Jazz Journey - A Nostalgia Trip With Musical Accompaniment pt1Jazz was a major influence on me and my friends. The little group of us - Donald Lucas and his big brother Leslie, Frankie Childs and Bob Winkworth. Going through puberty, hanging out, going to the Saturday hops at East Ham Town Hall and summer evening dances in Central Park. Here you grabbed a girl and stumbled, slow slow quick quick slow, anti-clockwise around the bandstand as it tannoyed out 78s from Parlophone and Capitol. Badgering the park keeper in charge of the loud tone needles to play
Stan Kenton's Peanut Vendor just one more time.
Stan Kenton band
Every house had a piano. These took a bashing as we did the circuit of each others' front rooms (long suffering mums stoking us up with tea and sandwiches) and stretched our left hands, showing off the latest boogie-woogie pattern learned after hours of listening to records on the wind-up. A favourite technique was to slow the turntable by wedging the brake half on. This helped us pick out the notes but pitched our performances down several keys.
We stayed together in this routine for the final couple of school years, leaving at fifteen and taking our first jobs. Earning a living, 'courting' etc. took its predictable toll. We slowly split, the encounters becoming perfunctory. But my interest in and love of jazz continued. Jack Jackson's Record Roundup (announced by
Harry James playing Carnival), Family Favourites and other record programmes were listened to for any hint of American bands. On a good night I could just tune in AFN from Munich. This radio station served the American forces in Europe and was a sure source of the latest stateside sounds.
A coterie of British band leaders, disciples of the revolutionary sounds crossing the Atlantic from standard bearers like
Stan Kenton and
Woody Herman, were playing concerts in London. Venues such as the old, now extinct Empress Hall and the pristine, acoustically perfect Royal Festival Hall resounded to twenty piece aggregations reproducing (with varying degrees of success) those arrangements which till then had only been heard via the fading medium wave ether, or the few "jazz and dance" 78s sneaking into the monthly new release catalogues of such record companies as Capitol and Brunswick.
Vic Lewis, in particular, reproduced the Kenton Sound. However, I seem to recall enthusiasm and volume being more apparent than subtlety and technique in this band's performances.
Then it was time for the landmark faced by all male teenagers in the fifties - National Service.

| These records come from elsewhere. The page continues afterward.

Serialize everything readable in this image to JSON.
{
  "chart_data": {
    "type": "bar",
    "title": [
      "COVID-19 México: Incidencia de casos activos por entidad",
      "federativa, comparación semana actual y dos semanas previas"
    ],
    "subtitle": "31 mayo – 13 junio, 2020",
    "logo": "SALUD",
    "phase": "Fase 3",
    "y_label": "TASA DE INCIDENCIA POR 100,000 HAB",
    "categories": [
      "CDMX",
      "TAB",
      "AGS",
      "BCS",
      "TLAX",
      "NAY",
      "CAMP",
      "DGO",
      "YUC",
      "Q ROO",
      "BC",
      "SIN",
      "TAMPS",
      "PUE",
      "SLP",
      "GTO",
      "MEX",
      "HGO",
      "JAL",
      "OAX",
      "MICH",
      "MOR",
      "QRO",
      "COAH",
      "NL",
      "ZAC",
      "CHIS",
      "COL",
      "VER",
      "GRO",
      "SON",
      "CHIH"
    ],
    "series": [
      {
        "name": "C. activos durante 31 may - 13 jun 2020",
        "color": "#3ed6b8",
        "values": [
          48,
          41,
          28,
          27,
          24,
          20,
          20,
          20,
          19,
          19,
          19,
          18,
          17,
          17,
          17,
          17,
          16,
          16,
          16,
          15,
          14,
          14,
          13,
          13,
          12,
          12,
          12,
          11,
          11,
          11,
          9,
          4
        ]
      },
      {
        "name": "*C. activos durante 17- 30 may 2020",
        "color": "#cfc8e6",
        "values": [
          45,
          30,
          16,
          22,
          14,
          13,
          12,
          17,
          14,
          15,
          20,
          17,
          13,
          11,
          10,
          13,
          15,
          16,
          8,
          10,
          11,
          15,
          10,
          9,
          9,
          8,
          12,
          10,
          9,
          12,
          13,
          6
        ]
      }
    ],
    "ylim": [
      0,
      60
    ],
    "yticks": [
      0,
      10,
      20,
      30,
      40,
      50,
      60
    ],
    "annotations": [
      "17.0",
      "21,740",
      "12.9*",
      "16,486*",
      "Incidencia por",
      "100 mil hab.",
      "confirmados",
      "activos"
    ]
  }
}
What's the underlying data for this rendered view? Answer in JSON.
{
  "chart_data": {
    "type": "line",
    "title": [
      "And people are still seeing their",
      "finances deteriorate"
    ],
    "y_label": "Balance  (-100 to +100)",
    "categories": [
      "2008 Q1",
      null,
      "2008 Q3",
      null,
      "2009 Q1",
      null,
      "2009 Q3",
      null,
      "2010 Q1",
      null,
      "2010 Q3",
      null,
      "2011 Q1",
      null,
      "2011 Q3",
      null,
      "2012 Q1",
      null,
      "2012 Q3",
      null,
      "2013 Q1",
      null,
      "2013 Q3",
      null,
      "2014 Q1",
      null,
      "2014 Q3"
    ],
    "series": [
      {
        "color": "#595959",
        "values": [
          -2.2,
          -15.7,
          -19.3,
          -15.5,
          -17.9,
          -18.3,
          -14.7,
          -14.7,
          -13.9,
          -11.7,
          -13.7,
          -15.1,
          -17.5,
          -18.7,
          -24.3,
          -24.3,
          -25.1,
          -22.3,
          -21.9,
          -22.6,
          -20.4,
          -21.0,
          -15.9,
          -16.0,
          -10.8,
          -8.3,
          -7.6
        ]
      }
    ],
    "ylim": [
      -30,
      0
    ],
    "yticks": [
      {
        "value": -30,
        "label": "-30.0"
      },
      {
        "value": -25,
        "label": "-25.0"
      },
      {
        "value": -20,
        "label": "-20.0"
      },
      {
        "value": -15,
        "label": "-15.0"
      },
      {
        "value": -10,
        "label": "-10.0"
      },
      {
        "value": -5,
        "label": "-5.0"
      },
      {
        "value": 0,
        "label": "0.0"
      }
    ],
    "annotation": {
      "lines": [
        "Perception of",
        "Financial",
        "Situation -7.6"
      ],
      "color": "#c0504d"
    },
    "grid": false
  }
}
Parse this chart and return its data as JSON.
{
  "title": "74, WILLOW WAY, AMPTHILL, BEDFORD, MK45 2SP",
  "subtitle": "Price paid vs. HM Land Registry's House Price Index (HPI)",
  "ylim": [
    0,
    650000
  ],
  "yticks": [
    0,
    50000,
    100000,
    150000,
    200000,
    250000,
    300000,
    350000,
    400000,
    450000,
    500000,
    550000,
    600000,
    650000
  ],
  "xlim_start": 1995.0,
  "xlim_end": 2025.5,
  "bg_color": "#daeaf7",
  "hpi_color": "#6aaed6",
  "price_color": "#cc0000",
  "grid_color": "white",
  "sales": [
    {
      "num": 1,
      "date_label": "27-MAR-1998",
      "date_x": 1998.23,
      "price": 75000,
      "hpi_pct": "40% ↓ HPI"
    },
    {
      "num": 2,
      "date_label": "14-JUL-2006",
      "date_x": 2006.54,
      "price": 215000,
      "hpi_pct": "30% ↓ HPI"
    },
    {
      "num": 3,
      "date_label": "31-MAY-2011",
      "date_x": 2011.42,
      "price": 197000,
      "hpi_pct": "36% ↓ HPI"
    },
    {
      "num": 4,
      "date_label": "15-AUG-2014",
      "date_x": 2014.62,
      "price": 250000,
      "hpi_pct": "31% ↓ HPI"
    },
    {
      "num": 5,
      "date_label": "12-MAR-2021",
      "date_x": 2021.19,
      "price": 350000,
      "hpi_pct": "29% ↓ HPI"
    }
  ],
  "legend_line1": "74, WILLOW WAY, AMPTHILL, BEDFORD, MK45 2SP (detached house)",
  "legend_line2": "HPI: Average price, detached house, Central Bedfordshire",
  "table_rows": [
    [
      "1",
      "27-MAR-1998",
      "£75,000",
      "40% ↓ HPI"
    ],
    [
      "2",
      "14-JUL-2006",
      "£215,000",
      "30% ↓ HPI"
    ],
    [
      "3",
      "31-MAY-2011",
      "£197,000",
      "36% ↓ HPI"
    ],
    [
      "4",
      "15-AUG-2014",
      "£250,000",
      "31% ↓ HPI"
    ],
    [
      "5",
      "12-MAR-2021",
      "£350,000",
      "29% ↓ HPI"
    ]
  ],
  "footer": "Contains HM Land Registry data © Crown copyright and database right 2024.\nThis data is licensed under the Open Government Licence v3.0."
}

I'll gloss over the shock to a sensitive, sheltered eighteen year old's being. The musical bonus was being posted to Germany. Here, 2545454 Leading Aircraftman Smith A E, in company with two or three fellow jazz fans; people like Senior Aircraftmen Bob Rudd and Andy Capy (a French surname, the
Daily Mirror character was yet unborn), who had gravitated to each other like iron filings round a magnet, were able to listen to AFN loud and clear.
Andy, me and Bob - Christmas 1953 RAF Jever
The main man on this station was
The Baron of Bounce. His regular slot, The Hot House, was the fount of all jazz wisdom. The opening bars of the theme tune, Undercurrent Blues by
Benny Goodman's big band, were the signal for devotions. We worshiped at The Baron's turntable. If only I still had my Hot House membership card.